When we started work on Goldenseal, personal computers were still shifting from 16-bit to 32-bit processors. Those (plus 8-bit characters) were the main data sizes, along with “floating point” numbers for decimals.

We first considered using floating point for money values, but floats have precision problems. Big numbers can get errors in the penny digits. They also were extremely slow back then.

32-bit integers can handle up to 4 billion, so they seemed possible at first. However, with pennies and negatives the cap is only $20 million. Unit costs and tax rates need fractional pennies, which shrinks capacity even further. 32 bits is just too small for practical money storage.

The next step up is 64-bit integers. They were exotic beasts at the time. Not part of the C++ standard. 64-bit required special libraries that faked it by using two 32-bit numbers. The math was hard to use, unreliable, and slow. Too flaky for accounting software.

Our staff finally built CMoney with two numbers: 32 bits for dollars, and 16 bits for pennies. A total of 24 bits, or 6 bytes in size. It gets up to $2 billion, and down to 1/100 of a cent. That was a reasonable size range for the US and Europe.

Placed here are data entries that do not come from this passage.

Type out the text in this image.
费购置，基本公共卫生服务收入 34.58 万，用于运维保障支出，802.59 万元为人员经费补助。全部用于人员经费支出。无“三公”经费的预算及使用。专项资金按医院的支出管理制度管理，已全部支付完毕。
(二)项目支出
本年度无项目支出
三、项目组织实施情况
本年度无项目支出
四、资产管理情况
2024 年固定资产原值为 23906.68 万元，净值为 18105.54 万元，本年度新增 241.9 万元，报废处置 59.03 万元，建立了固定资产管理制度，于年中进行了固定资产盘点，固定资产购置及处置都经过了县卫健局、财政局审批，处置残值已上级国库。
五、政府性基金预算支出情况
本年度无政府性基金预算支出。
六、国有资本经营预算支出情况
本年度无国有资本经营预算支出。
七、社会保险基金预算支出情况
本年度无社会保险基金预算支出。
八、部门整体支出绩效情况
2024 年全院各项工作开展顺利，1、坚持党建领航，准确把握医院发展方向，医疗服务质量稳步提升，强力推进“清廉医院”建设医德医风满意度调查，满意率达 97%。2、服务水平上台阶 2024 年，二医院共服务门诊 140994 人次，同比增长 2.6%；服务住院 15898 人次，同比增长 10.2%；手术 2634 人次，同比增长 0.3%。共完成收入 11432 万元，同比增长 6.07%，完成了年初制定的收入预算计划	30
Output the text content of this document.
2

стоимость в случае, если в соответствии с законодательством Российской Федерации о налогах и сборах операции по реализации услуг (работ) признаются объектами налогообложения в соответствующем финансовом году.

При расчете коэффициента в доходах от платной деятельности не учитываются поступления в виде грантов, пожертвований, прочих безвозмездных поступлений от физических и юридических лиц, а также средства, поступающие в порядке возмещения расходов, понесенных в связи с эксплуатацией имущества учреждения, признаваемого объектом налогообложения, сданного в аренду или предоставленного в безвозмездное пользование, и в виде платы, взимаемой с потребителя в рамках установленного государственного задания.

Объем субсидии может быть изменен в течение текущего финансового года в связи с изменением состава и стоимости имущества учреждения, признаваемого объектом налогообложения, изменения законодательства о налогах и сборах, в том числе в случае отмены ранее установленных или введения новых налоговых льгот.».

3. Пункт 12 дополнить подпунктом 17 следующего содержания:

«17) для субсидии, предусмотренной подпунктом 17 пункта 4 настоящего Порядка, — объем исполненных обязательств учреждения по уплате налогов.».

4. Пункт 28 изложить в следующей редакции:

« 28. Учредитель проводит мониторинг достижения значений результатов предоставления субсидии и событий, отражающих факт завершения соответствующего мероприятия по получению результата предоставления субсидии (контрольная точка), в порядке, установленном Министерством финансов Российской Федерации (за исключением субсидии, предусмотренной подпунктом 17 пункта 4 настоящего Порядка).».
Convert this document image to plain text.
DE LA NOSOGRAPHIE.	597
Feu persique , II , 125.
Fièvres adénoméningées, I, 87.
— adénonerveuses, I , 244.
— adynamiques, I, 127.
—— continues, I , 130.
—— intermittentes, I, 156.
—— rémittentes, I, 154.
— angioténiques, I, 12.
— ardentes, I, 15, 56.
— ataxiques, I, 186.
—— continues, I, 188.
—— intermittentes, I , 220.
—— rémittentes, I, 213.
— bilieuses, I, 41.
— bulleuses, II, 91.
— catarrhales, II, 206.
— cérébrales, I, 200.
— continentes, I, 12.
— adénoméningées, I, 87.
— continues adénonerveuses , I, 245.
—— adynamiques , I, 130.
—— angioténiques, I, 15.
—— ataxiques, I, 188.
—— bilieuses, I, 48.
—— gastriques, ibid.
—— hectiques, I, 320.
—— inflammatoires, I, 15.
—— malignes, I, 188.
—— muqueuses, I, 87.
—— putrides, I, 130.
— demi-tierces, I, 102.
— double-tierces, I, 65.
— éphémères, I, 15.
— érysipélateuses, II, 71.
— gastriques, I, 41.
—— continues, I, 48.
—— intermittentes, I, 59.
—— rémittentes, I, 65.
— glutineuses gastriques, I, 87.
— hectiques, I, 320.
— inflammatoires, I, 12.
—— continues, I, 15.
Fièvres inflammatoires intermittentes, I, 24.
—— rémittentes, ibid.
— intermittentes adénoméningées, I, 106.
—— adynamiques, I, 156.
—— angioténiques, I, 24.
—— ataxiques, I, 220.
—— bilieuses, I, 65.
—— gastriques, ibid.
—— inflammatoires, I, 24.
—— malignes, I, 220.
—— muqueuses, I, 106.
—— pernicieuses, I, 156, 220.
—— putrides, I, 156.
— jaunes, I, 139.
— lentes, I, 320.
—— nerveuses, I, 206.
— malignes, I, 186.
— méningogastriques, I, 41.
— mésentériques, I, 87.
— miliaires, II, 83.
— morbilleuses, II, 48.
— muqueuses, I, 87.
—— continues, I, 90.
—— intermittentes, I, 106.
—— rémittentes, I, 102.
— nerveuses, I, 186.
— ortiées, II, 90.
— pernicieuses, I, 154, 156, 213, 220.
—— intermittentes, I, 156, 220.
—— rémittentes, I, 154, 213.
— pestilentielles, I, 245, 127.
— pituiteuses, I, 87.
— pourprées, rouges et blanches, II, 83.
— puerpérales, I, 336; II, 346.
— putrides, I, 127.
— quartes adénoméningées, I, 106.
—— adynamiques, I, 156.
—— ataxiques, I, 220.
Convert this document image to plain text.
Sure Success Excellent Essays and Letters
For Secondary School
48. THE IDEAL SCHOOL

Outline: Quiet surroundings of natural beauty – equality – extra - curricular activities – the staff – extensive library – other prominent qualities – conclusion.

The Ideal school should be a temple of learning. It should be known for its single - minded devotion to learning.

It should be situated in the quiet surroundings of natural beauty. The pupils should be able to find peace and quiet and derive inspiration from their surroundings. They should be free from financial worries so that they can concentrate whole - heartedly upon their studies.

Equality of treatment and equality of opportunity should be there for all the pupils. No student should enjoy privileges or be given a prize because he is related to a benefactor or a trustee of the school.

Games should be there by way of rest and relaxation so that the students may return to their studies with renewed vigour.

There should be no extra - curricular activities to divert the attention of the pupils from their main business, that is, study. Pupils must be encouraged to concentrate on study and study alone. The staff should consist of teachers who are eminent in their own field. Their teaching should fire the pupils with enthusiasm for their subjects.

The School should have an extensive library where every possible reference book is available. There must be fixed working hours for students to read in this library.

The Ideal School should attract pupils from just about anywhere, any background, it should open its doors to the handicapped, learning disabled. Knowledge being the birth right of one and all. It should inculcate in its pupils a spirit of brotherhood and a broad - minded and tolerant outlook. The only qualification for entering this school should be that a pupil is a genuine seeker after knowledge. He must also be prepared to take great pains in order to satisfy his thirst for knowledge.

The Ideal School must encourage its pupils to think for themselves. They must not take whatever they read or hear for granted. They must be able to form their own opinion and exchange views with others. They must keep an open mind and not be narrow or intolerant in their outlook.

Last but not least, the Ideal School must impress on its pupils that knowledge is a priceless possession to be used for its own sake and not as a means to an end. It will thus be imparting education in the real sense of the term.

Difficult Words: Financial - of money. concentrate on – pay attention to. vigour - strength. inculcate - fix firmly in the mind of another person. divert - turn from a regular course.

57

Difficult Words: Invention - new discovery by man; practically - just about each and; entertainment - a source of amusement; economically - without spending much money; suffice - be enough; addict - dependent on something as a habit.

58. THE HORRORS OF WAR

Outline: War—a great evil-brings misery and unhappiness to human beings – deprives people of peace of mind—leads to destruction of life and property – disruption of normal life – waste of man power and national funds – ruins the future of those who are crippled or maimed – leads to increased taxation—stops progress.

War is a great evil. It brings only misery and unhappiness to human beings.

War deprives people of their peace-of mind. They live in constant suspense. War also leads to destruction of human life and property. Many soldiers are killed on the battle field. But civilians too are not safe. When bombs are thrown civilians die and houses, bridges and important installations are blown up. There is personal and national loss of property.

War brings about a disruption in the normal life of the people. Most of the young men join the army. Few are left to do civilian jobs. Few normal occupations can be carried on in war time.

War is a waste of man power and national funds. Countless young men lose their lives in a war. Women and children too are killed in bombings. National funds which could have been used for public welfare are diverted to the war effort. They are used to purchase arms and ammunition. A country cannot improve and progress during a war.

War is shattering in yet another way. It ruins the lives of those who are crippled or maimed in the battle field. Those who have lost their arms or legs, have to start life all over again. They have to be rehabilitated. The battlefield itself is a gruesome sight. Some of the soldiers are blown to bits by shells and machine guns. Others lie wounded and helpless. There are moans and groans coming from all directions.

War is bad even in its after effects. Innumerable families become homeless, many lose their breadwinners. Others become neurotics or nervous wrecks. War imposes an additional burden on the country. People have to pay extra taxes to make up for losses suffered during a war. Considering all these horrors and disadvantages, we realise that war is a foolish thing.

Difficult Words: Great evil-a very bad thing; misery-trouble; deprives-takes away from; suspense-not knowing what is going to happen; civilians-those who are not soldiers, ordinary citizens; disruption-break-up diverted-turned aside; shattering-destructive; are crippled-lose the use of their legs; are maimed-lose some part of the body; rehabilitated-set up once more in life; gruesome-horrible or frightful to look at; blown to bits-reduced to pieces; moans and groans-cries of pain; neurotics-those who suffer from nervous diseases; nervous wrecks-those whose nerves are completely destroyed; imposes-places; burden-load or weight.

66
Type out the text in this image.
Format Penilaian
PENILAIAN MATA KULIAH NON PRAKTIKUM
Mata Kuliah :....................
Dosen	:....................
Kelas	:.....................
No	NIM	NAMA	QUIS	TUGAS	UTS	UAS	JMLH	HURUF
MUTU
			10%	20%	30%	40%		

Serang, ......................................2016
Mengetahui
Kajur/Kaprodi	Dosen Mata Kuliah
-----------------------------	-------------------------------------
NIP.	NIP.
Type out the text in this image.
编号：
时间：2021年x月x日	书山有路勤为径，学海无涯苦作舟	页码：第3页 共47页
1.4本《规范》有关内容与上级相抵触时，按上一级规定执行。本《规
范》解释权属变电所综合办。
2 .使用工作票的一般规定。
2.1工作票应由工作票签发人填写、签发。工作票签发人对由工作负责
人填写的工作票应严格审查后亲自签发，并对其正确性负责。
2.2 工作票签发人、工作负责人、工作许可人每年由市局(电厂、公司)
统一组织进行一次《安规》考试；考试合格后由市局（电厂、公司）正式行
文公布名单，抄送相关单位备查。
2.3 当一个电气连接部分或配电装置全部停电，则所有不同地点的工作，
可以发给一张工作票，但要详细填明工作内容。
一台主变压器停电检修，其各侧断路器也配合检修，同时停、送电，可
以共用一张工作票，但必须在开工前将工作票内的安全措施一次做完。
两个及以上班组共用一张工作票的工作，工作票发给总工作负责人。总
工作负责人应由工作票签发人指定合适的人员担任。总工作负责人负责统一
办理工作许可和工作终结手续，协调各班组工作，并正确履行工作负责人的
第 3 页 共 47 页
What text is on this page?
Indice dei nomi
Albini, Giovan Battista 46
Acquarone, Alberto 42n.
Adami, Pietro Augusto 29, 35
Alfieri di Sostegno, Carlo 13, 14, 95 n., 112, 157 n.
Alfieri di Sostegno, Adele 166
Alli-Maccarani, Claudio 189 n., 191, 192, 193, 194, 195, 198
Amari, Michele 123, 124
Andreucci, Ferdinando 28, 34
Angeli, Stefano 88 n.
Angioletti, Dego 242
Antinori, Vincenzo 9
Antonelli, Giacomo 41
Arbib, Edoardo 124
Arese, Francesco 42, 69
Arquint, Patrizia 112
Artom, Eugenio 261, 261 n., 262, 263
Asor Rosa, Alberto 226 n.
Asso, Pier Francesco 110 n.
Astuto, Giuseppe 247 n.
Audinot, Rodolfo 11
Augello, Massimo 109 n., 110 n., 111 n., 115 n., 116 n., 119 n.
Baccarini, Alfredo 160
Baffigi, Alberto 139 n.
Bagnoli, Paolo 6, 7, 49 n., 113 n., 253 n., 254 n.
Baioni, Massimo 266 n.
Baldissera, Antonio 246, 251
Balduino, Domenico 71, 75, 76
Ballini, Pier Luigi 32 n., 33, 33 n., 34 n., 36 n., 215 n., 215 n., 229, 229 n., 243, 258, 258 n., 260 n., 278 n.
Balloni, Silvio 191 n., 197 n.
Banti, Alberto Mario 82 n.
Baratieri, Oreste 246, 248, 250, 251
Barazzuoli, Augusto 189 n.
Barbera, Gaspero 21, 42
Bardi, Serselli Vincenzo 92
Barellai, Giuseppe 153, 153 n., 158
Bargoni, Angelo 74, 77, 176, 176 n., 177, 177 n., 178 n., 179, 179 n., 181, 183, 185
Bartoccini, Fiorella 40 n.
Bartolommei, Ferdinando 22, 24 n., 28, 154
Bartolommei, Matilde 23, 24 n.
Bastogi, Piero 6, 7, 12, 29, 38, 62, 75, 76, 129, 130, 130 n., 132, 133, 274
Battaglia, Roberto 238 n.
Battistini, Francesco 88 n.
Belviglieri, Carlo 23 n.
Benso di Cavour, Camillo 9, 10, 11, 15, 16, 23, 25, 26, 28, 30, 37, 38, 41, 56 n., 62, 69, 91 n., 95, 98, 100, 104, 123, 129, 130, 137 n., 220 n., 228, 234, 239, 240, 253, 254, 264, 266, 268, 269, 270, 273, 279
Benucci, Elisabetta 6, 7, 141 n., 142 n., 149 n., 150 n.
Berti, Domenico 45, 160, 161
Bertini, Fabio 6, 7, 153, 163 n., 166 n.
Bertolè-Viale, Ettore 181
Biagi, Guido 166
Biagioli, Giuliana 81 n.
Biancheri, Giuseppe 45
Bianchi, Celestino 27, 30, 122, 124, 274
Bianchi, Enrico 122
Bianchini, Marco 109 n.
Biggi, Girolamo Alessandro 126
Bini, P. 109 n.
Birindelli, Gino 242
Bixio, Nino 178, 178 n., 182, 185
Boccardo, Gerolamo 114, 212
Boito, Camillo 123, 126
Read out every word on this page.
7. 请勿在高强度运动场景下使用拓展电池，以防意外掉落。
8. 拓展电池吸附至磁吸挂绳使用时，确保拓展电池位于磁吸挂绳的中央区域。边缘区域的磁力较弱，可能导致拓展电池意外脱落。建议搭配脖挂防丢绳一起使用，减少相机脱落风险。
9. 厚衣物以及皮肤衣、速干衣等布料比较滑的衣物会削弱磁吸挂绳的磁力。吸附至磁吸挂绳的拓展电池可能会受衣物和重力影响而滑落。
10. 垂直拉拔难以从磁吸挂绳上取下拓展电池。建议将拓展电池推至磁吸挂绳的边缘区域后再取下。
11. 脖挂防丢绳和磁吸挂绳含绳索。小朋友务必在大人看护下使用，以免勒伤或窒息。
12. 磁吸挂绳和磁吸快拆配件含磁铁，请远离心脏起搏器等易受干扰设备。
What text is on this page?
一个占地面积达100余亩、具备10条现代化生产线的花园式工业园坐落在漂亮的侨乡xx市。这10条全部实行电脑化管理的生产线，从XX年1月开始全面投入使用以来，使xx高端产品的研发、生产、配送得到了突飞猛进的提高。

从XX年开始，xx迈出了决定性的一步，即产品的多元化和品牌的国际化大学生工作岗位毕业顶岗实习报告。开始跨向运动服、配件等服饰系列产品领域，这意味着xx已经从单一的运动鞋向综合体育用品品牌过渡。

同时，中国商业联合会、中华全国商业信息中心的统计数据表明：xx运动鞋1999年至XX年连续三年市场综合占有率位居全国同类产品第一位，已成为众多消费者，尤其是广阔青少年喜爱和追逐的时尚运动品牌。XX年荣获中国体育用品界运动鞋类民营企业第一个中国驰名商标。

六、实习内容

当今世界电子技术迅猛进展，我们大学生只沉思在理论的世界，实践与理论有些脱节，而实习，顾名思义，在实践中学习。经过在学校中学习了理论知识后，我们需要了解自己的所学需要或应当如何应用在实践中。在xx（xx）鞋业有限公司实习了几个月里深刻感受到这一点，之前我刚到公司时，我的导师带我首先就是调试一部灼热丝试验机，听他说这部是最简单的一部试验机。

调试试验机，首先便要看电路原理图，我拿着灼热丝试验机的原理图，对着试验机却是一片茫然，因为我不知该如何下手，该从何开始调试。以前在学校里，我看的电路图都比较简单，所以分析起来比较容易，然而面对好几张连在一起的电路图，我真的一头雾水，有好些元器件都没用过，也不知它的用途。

However, a few Goldenseal buyers were in countries with very small currency values. The app was too small for big overseas projects, in places with a currency unit worth a penny or less. The solution was to add an option to shift money decimals by 1, 2 or 3 places. It’s complicated code, but it met their needs.

On the opposite end, CMoney can handle 1/100 of a penny. It also stores percentages down to .0001%. Sadly, a few counties in Indiana have local income tax rates that need 5 decimal places (.00005%). Our payroll withholding can’t go there, so the software is wrong by a few cents per year.

Fast forward 30 years, and 64-bit numbers have become totally mainstream. Every OS added them years ago to get past the 4GB barriers for disk space and RAM. Now 64-bit is everywhere in the C++ standard, and fully supported.

For the past decade, we’ve considered switching CMoney to a single 64 bit value. This past week, our staff finally made the change. Math sure is easier without separate dollars and pennies!

The change gives CMoney more precision, and more capacity. It now goes down to 1/1,000 of a penny, or .00001%. One decimal smaller. Good enough for Indiana, or really small unit costs. Its maximum money value is $90 trillion. That’s 40x bigger than what Goldenseal can manage now, even with decimal shifting. If your country has inflation so bad that a house costs more than tens of trillions, you have bigger problems than just your accounting. If necessary, we can bring back decimal shifting, but it probably won’t ever be needed.

In fact, we probably won’t use the whole $90 trillion. Better to leave some space at the top, so there is less risk of math overflows. We may even add an option in Prefs to set the cap much lower. Whatever limit you want. That will prevent huge surprises when your cat sits on the keyboard. It will only affect data entry, not data storage.

Changing CMoney to 64 bits worth of millipennies was easy. It only took a few lines of code to switch to the new size. Rewriting all the math was a bit harder, but it was finished in a day. Most was obvious. CMoney source code is 1000 lines smaller now.

Unfortunately, this is accounting software. Almost every type of record includes some sort of money value. The jump from 6 bytes to 8 bytes changes the file size of almost everything. It took several days to revise code in 500+ files so they handle the increase. Everything now has an old size and a new one, since we still need to read existing Goldenseal files.

Even worse, many stored lists (arrays) include a money value. To handle the size change, we had to add an old-money version of each, plus some code to convert it to the new format. Those are finished, though we may have missed a few.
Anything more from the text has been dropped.